For Ostland


    The enigmatic New York-based act NIHITI does nothing to help itself out from a visual or promotional standpoint in the wake of witch house’s explosion and demise. They perform shows shrouded completely in darkness, with only visual projections offering any sort of recognizability to the members involved. Their website is a collection of links that go nowhere except to pictures of hazy, sigil-heavy scenes. The only nameable member is a mastermind who apparently goes by the name Dragan Otasevic. Most of this sounds very familiar.

    Yet, the well-worn “mysterious guy” aura that NIHITI projects actually does them massive favors on For Ostland, a record that splits its time between woozy ambient soundscapes, low-end heavy thumpers, and noise excursions. The fact that its all being guided by unseen sets of hands imbues it with an added sense of spontaneity, so when jarring changes do occur, as they do in the transition between the lovely bleeps and guitar meanderings of “Eisenbahnstrasse, January 1st 1946” to the industrial clang of “My Fantasy Has Gone Too Far” about halfway through the album, the effect is far more disturbing and visceral. It’s mainly an album of captured moments, some serene, others harrowing. For every meditative bass throb/breathy hum like “Ankhmazes,” there’s something like the closing loop of “Not These Demons Again,” which doesn’t seem to be going anywhere as much as it spirals into eternity, seemingly left on at a murder scene.

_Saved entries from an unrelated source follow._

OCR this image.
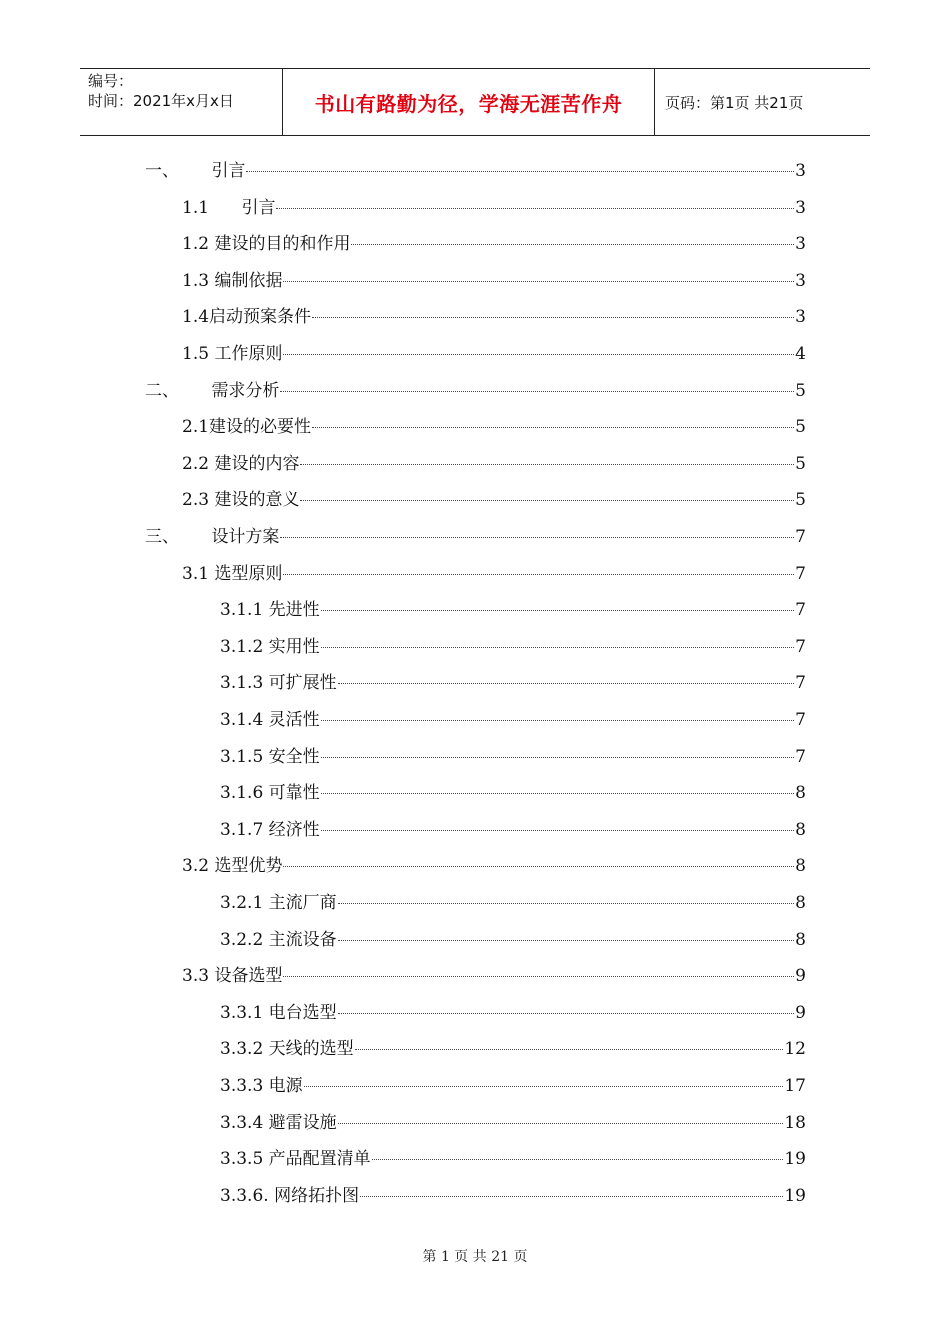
编号：
时间：2021年x月x日	书山有路勤为径，学海无涯苦作舟	页码：第1页 共21页
一、 引言	3
1.1 引言	3
1.2 建设的目的和作用	3
1.3 编制依据	3
1.4 启动预案条件	3
1.5 工作原则	4
二、 需求分析	5
2.1 建设的必要性	5
2.2 建设的内容	5
2.3 建设的意义	5
三、 设计方案	7
3.1 选型原则	7
3.1.1 先进性	7
3.1.2 实用性	7
3.1.3 可扩展性	7
3.1.4 灵活性	7
3.1.5 安全性	7
3.1.6 可靠性	8
3.1.7 经济性	8
3.2 选型优势	8
3.2.1 主流厂商	8
3.2.2 主流设备	8
3.3 设备选型	9
3.3.1 电台选型	9
3.3.2 天线的选型	12
3.3.3 电源	17
3.3.4 避雷设施	18
3.3.5 产品配置清单	19
3.3.6. 网络拓扑图	19
第 1 页 共 21 页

    NIHITI establishes these moods so well, that unfortunately, when they actually decide to reveal themselves as breathing humans who actually sing, the change in tone isn’t just jarring, it’s almost unpleasantly distracting. Look no further than “Sun Shatterer.” Starting with a bed of slowly bubbling menace and growing guitar squalls, a lazy four-on-the-floor dance thud comes in, and all of a sudden its unflattering, crowd-sourced-idea-of-goth time. It’s not like they aren’t capable of producing quality songs with vocals. The cover of Marissa Nadler’s “Ghosts And Lovers,” which finds the song’s chorus repeated ad inifnitum, is a beautifully haunting piece, the repetition and intensifying instrumental working off of each other in great ways, producing a track that feels like getting caught in a bitter wind storm that just gets worse and worse.

    There is enough material on For Ostland to make it worth diving into multiple times, to search for new noises, or to reconsider what instrument or human voice might be making a noise that particularly struck the ear upon first listen. Yet, a tentativeness still remains over the whole proceedings, a compulsive need to cover all of the bases, that prevent it from being a truly immersive, demanding experience.